Von Dirk Kurbjuweit

Früher war Weira von Quaschwitz aus nicht zu sehen. Doch jetzt steht Dieter Jeske* an der Landstraße und zeigt mit ausgestrecktem Arm nach Norden, wo zwischen zwei Baumgruppen hinter einem Hügel eine Kirchturmspitze hervorschaut. Noch vor zehn Jahren standen hier die Fichten dicht und hoch. Nun hat der Wald große Lücken, viele Bäume sind mickrig und ohne Nadeln. „Die Schweine machen alles kaputt“, nun Jeske und schüttelt wie ungläubig den Kopf, als könne er sich nie daran gewöhnen, daß man nun bis Weira gucken kann.

Tatsächlich: Schweine haben diese Landschaft zerstört. Denn zwischen den Dörfern Quaschwitz und Weira in Ostthüringen liegt der VEB Schweinezucht und -mast Neustadt/Orla (SZM), in dessen Ställen Platz für 175 000 Borstentiere ist. Einhundertfünfundsiebzigtausend. Herne hat so viele Einwohner. Bundesdeutsche Mastbetriebe erreichen nicht einmal ein Zehntel dieser Größe.

Dem Ausmaß nach könnte dies auch eine Automobilfabrik sein. Auf einem achtzig Hektar großen Gebiet, das in den Karten noch als Weiraer Wald eingetragen ist, strecken sich 17 Hallen bis zu 300 Meter in die Länge. 106 Meter hoch ist der Schornstein des Heizkraftwerks, das mitten auf dem Betriebsgelände steht. Flutlichtmasten, Kohlehalden, Güllebecken mit dreißig Meter Durchmesser, ganze Batterien von metallblitzenden Futtersilos – realsozialistischer Gigantismus hat sich hier ausgetobt, mit fatalen Folgen für einen ganzen Landstrich.

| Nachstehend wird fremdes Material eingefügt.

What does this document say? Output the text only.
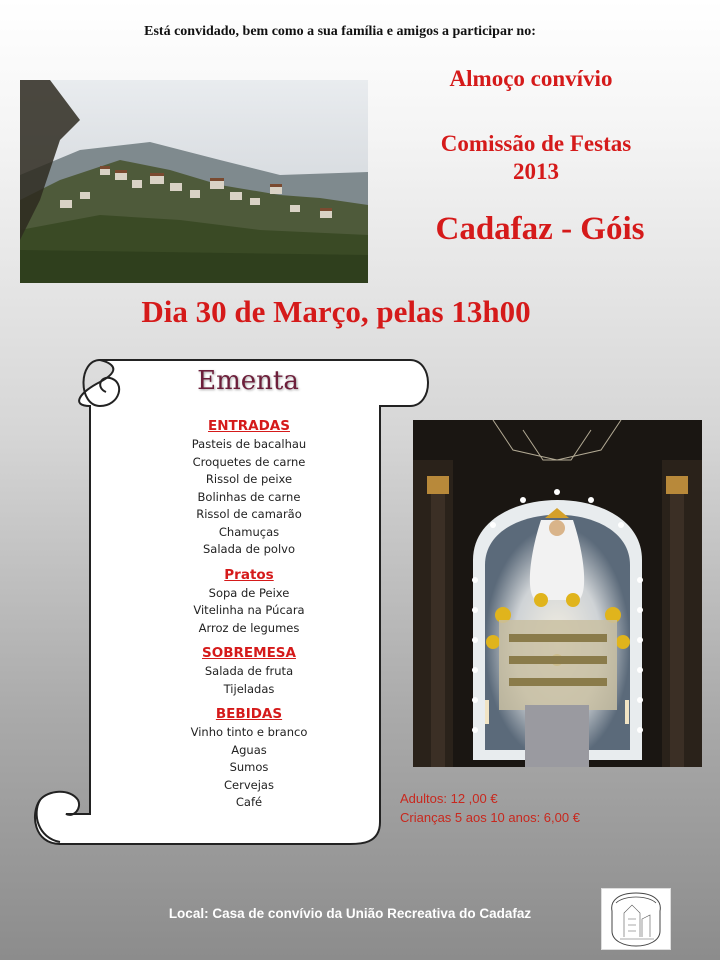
Está convidado, bem como a sua família e amigos a participar no:
Almoço convívio
Comissão de Festas
2013
Cadafaz - Góis
Dia 30 de Março, pelas 13h00
Ementa
ENTRADAS
Pasteis de bacalhau
Croquetes de carne
Rissol de peixe
Bolinhas de carne
Rissol de camarão
Chamuças
Salada de polvo
Pratos
Sopa de Peixe
Vitelinha na Púcara
Arroz de legumes
SOBREMESA
Salada de fruta
Tijeladas
BEBIDAS
Vinho tinto e branco
Aguas
Sumos
Cervejas
Café	Adultos: 12 ,00 €
Crianças 5 aos 10 anos: 6,00 €
Local: Casa de convívio da União Recreativa do Cadafaz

Dieter Jeske, der selbst sechs Schweine besitzt, hält die Nase in den Wind. „Riechen Sie’s ?“ fragt er. Ein scharfer Geruch von Ammoniak und Schwefelwasserstoff weht von der SZM herüber. Schlicht gesagt: Es stinkt nach Gülle, und zwar gewaltig. Pflanzen halten das noch weniger aus als Menschen, und deshalb steht die Schweinefabrik in einer Wüstenei. Ringsum wächst nichts mehr: braune Erde, totes Gestrüpp, gefallene Bäume. Dort, wo nach einigen hundert Metern die Wälder beginnen, sind die ersten Baumreihen gelb und kahl. Wenn sie fallen, stehen die nächsten, noch grünen Fichten schutzlos im güllevergifteten Wind. Diese Landschaft wird nach und nach kaputtgeschissen.

Auch die Menschen leiden. Dieter Jeske, ein erdverwachsener Mann mit grüner Strickjacke und brauner Wollmütze, kann sich nicht mehr wohlfühlen in seiner Heimat. Die SED hat ihm, dem Sprößling einer Bauernfamilie, die Felder genommen. Seine Wälder und Teiche zerstört seit 1978 die SZM. So fischte Jeske noch im vergangenen November fünfhundert Kilo tote Karpfen aus seinen Teichen, die direkt neben der Schweinefabrik liegen. Schadenersatz gab es nicht, schon gar nicht für entgangene Freuden an Spaziergängen von Quaschwitz nach Weira, die niemand mehr genießen kann.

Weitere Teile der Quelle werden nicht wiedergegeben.